It impacts the module code so it would be nicer if Rusty pushed it.
To me it's a bit too large:
4 files changed, 75 insertions(+), 45 deletions(-)
and the race too narrow. (has it been reported in practice?)
Ingo
On Sun, 19 Apr 2009, Rusty Russell wrote:
> I think you need to do something else in general. Share the module_mutex for
> the ftrace code? The ksplice guys have a similar issue, so maybe we should
> generalize this into a "kernel_text" mutex?
Yes, a kernel_text mutex is on my list of things to propose once Ksplice
gets merged.
There are at present several systems that modify the kernel text after a
machine is booted (e.g. dynamic ftrace and toggling of smp_locks when
hotplugging a cpu). Currently, they avoid stepping on each other by only
making changes inside stop_machine.
However, Ksplice does its run-pre matching checks outside stop_machine,
and Ksplice needs a way to prevent e.g. dynamic ftrace from changing the
code out from under it between those checks and actually applying the
patches [1]. A kernel_text mutex would be a reasonable solution to this
problem.
-Tim Abbott
[1] At present this isn't a real problem because Ksplice and ftrace
conflict with each other for unrelated reasons.
[ added Arjan ]
On Tue, 21 Apr 2009, Tim Abbott wrote:
> On Sun, 19 Apr 2009, Rusty Russell wrote:
>
> > I think you need to do something else in general. Share the module_mutex for
> > the ftrace code? The ksplice guys have a similar issue, so maybe we should
> > generalize this into a "kernel_text" mutex?
>
> Yes, a kernel_text mutex is on my list of things to propose once Ksplice
> gets merged.
>
> There are at present several systems that modify the kernel text after a
> machine is booted (e.g. dynamic ftrace and toggling of smp_locks when
> hotplugging a cpu). Currently, they avoid stepping on each other by only
> making changes inside stop_machine.
>
> However, Ksplice does its run-pre matching checks outside stop_machine,
Does Ksplice use break points to do the modification?
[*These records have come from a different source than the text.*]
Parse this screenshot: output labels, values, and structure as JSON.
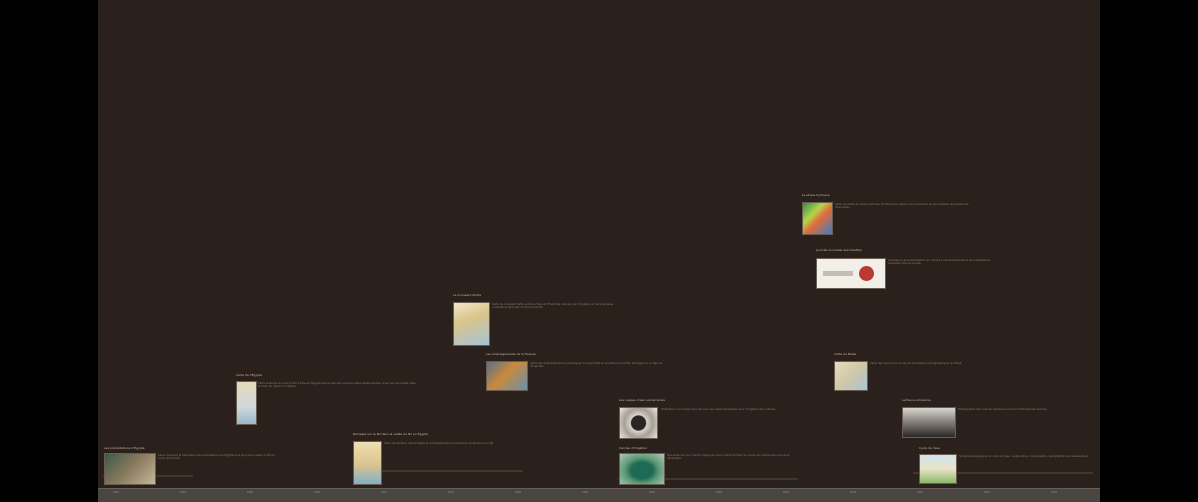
{
  "cards": [
    {
      "title": "Les précipitations d'Égypte",
      "text": "Carte montrant la répartition des précipitations en Égypte et le long de la vallée du Nil au cours de l'année."
    },
    {
      "title": "Carte de l'Égypte",
      "text": "Carte illustrant le cours du Nil à travers l'Égypte depuis Assouan jusqu'au delta méditerranéen, avec les principales villes et oasis du désert occidental."
    },
    {
      "title": "Barrages sur le Nil dans la vallée du Nil en Égypte",
      "text": "Carte de situation des barrages et aménagements hydrauliques construits sur le Nil."
    },
    {
      "title": "Le Croissant fertile",
      "text": "Carte du Croissant fertile entre le Tigre et l'Euphrate, berceau de l'irrigation et des premières civilisations agricoles du Proche-Orient."
    },
    {
      "title": "Les aménagements de la Turquie",
      "text": "Carte des aménagements hydrauliques du projet GAP en Anatolie du Sud-Est, barrages sur le Tigre et l'Euphrate."
    },
    {
      "title": "Les nappes d'eau souterraines",
      "text": "Illustration d'un forage de puits vers une nappe phréatique pour l'irrigation des cultures."
    },
    {
      "title": "Cercles d'irrigation",
      "text": "Vue aérienne d'un champ irrigué par pivot central formant un cercle de culture dans une zone désertique."
    },
    {
      "title": "Le stress hydrique",
      "text": "Carte mondiale du stress hydrique montrant les régions où la demande en eau dépasse les ressources disponibles."
    },
    {
      "title": "Journée mondiale des toilettes",
      "text": "Campagne de sensibilisation sur l'accès à l'assainissement et aux installations sanitaires dans le monde."
    },
    {
      "title": "Carte du Brésil",
      "text": "Carte des ressources en eau et des bassins hydrographiques du Brésil."
    },
    {
      "title": "Le fleuve Amazone",
      "text": "Photographie des rives de l'Amazone et de la forêt tropicale humide."
    },
    {
      "title": "Cycle de l'eau",
      "text": "Schéma pédagogique du cycle de l'eau : évaporation, condensation, précipitations et ruissellement."
    }
  ],
  "axis": {
    "ticks": [
      "1950",
      "1955",
      "1960",
      "1965",
      "1970",
      "1975",
      "1980",
      "1985",
      "1990",
      "1995",
      "2000",
      "2005",
      "2010",
      "2015",
      "2020"
    ]
  },
  "colors": {
    "stage": "#2a211d",
    "frame": "#000000",
    "axis": "#4a4541"
  }
}
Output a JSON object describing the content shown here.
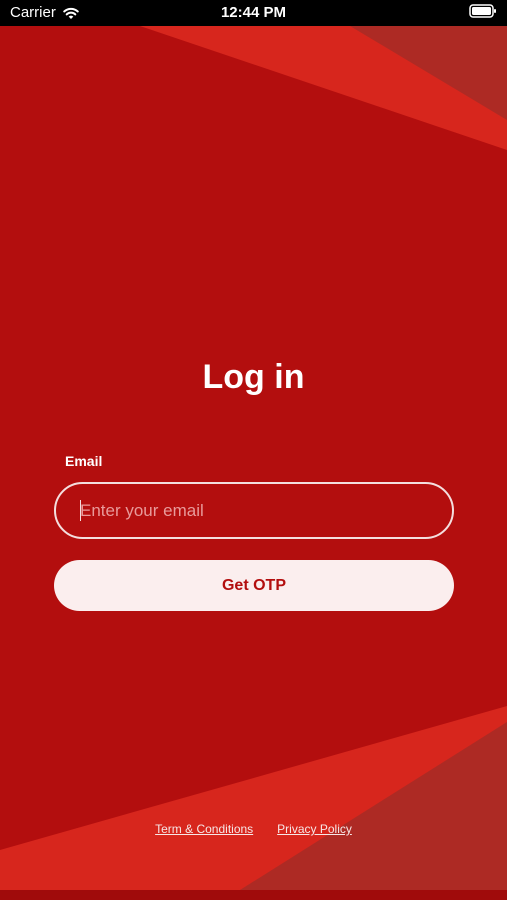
{
  "status_bar": {
    "carrier": "Carrier",
    "time": "12:44 PM"
  },
  "login": {
    "title": "Log in",
    "email_label": "Email",
    "email_placeholder": "Enter your email",
    "email_value": "",
    "submit_label": "Get OTP"
  },
  "footer": {
    "terms_label": "Term & Conditions",
    "privacy_label": "Privacy Policy"
  },
  "colors": {
    "background": "#b30e0e",
    "accent_shape": "#d7261d",
    "muted_shape": "#ad2a24",
    "button_bg": "#fbeeee",
    "button_text": "#b30e0e"
  },
  "icons": {
    "wifi": "wifi-icon",
    "battery": "battery-icon"
  }
}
I'd be interested in
knowing how Ksplice protects against the nastiness of code executing on
one CPU that is being modified by another CPU.
-- Steve
> and Ksplice needs a way to prevent e.g. dynamic ftrace from changing the
> code out from under it between those checks and actually applying the
> patches [1]. A kernel_text mutex would be a reasonable solution to this
> problem.
>
> -Tim Abbott
>
> [1] At present this isn't a real problem because Ksplice and ftrace
> conflict with each other for unrelated reasons.
>
On Tue, 21 Apr 2009, Steven Rostedt wrote:
> > However, Ksplice does its run-pre matching checks outside stop_machine,
>
> Does Ksplice use break points to do the modification?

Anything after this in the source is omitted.